E.L. Konigsburg wrote From the Mixed-Up Files of Mrs. Basil E. Frankweiler, one of my favorite kid's books of all time. I never thought to look for other stuff by her, but at the book sale I picked a few things up and one of them was A Proud Taste for Scarlet and Miniver. (Miniver, if you are wondering, is white or light grey fur used on robes of state. The English language has, I swear, words for EVERYTHING.)

This is the story of Eleanor of Aquitaine, who is my favorite queen mostly because Katherine Hepburn plays her in A Lion in Winter, which is one of my desert island movies. (If you happen to pick that up, make sure you get the Hepburn version, not the non-canonical remake starring Glen Close.)

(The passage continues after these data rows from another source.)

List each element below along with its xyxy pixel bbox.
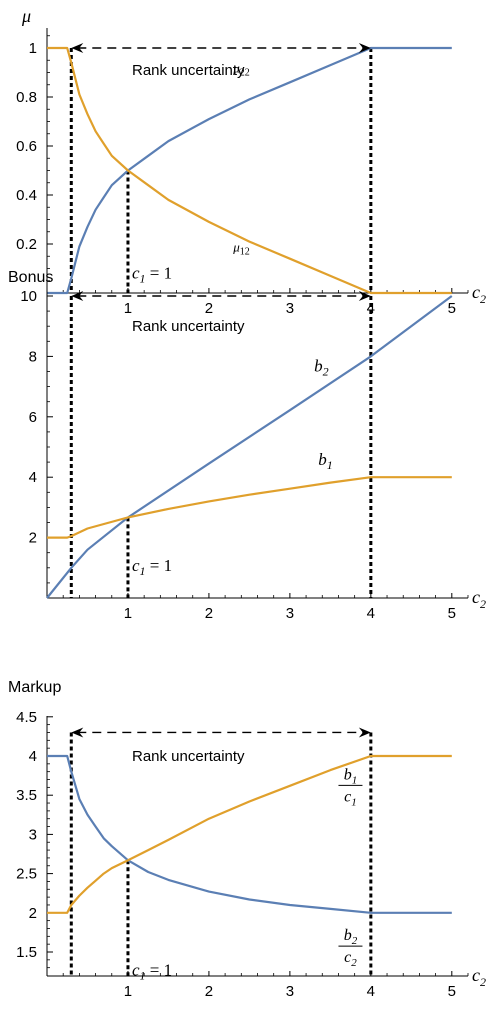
x-axis-label: c2 xyxy=(472,587,486,611)
range-arrow-head-left xyxy=(71,291,84,301)
y-tick-label: 3 xyxy=(29,826,37,843)
x-tick-label: 5 xyxy=(448,983,456,1000)
y-tick-label: 6 xyxy=(29,409,37,426)
x-tick-label: 3 xyxy=(286,300,294,317)
y-tick-label: 3.5 xyxy=(16,787,37,804)
c1-note: c1 = 1 xyxy=(132,556,172,578)
series-line-b1c1 xyxy=(47,754,452,914)
series-line-12 xyxy=(47,46,452,295)
y-tick-label: 0.2 xyxy=(16,236,37,253)
y-tick-label: 2 xyxy=(29,530,37,547)
series-line-b2c2 xyxy=(47,754,452,914)
x-tick-label: 2 xyxy=(205,300,213,317)
x-tick-label: 4 xyxy=(367,983,375,1000)
range-arrow-head-right xyxy=(358,727,371,738)
x-tick-label: 4 xyxy=(367,605,375,622)
panel-bonus: Bonus 1 2 3 4 5 c2 2 4 6 8 10 Rank uncertainty c1 = 1… xyxy=(8,269,486,622)
x-tick-label: 2 xyxy=(205,983,213,1000)
c1-note: c1 = 1 xyxy=(132,263,172,285)
series-line-b2 xyxy=(46,295,453,599)
x-tick-label: 5 xyxy=(448,300,456,317)
x-tick-label: 1 xyxy=(124,300,132,317)
x-tick-label: 3 xyxy=(286,983,294,1000)
x-axis-label: c2 xyxy=(472,282,486,306)
x-axis-label: c2 xyxy=(472,965,486,989)
c1-note: c1 = 1 xyxy=(132,961,172,983)
range-arrow-head-left xyxy=(71,727,84,738)
fraction-numerator: b2 xyxy=(344,927,358,947)
y-tick-label: 1 xyxy=(29,40,37,57)
x-tick-label: 2 xyxy=(205,605,213,622)
panel-title: μ xyxy=(21,6,31,26)
fraction-denominator: c2 xyxy=(344,949,357,969)
fraction-numerator: b1 xyxy=(344,766,358,786)
y-tick-label: 2.5 xyxy=(16,866,37,883)
range-label: Rank uncertainty xyxy=(132,62,245,79)
y-tick-label: 4.5 xyxy=(16,709,37,726)
y-tick-label: 8 xyxy=(29,348,37,365)
x-tick-label: 1 xyxy=(124,983,132,1000)
series-line-22 xyxy=(47,46,452,295)
range-arrow-head-right xyxy=(358,43,371,53)
fraction-denominator: c1 xyxy=(344,788,357,808)
series-line-b1 xyxy=(47,476,452,539)
y-tick-label: 10 xyxy=(20,288,37,305)
y-tick-label: 4 xyxy=(29,748,37,765)
x-tick-label: 4 xyxy=(367,300,375,317)
y-tick-label: 2 xyxy=(29,905,37,922)
series-label: b1 xyxy=(318,450,333,472)
y-tick-label: 0.6 xyxy=(16,138,37,155)
panel-title: Bonus xyxy=(8,269,53,286)
x-tick-label: 5 xyxy=(448,605,456,622)
range-arrow-head-right xyxy=(358,291,371,301)
x-tick-label: 3 xyxy=(286,605,294,622)
panel-markup: Markup 1 2 3 4 5 c2 1.5 2 2.5 3 3.5 4 4.5 Rank uncerta… xyxy=(8,679,486,1000)
y-tick-label: 4 xyxy=(29,469,37,486)
y-tick-label: 0.4 xyxy=(16,187,37,204)
range-arrow-head-left xyxy=(71,43,84,53)
range-label: Rank uncertainty xyxy=(132,318,245,335)
panel-title: Markup xyxy=(8,679,61,696)
series-label: b2 xyxy=(314,357,329,379)
range-label: Rank uncertainty xyxy=(132,748,245,765)
y-tick-label: 0.8 xyxy=(16,89,37,106)
x-tick-label: 1 xyxy=(124,605,132,622)
series-label: μ12 xyxy=(232,239,250,257)
y-tick-label: 1.5 xyxy=(16,944,37,961)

I am leery of history retold for children, because it tends to leave out all the interesting parts, but this book doesn't make that mistake. When Eleanor divorces the King of France to marry the future King of England (yeah, see? best queen ever), you can see it's for sex and power, and you understand the way that she mingles the two in her mind. And Konigsburg isn't shy about describing -- not in gory detail, but she gets her point across -- some of the atrocities the French king commits in his wars.

Eleanor was exciting, brave, powerful and heartless; probably an extremely uncomfortable person to be around, but great to read about now that she's safely dead.

She is also credited with the invention of romance, if you're looking for someone to blame for that.

This book is no Mixed-Up Files, but it's not bad. It'd be a good book to pick up at your school library when you've finished your homework before everyone else and you need something to do, and also you're in fourth grade. Most adults probably won't be interested.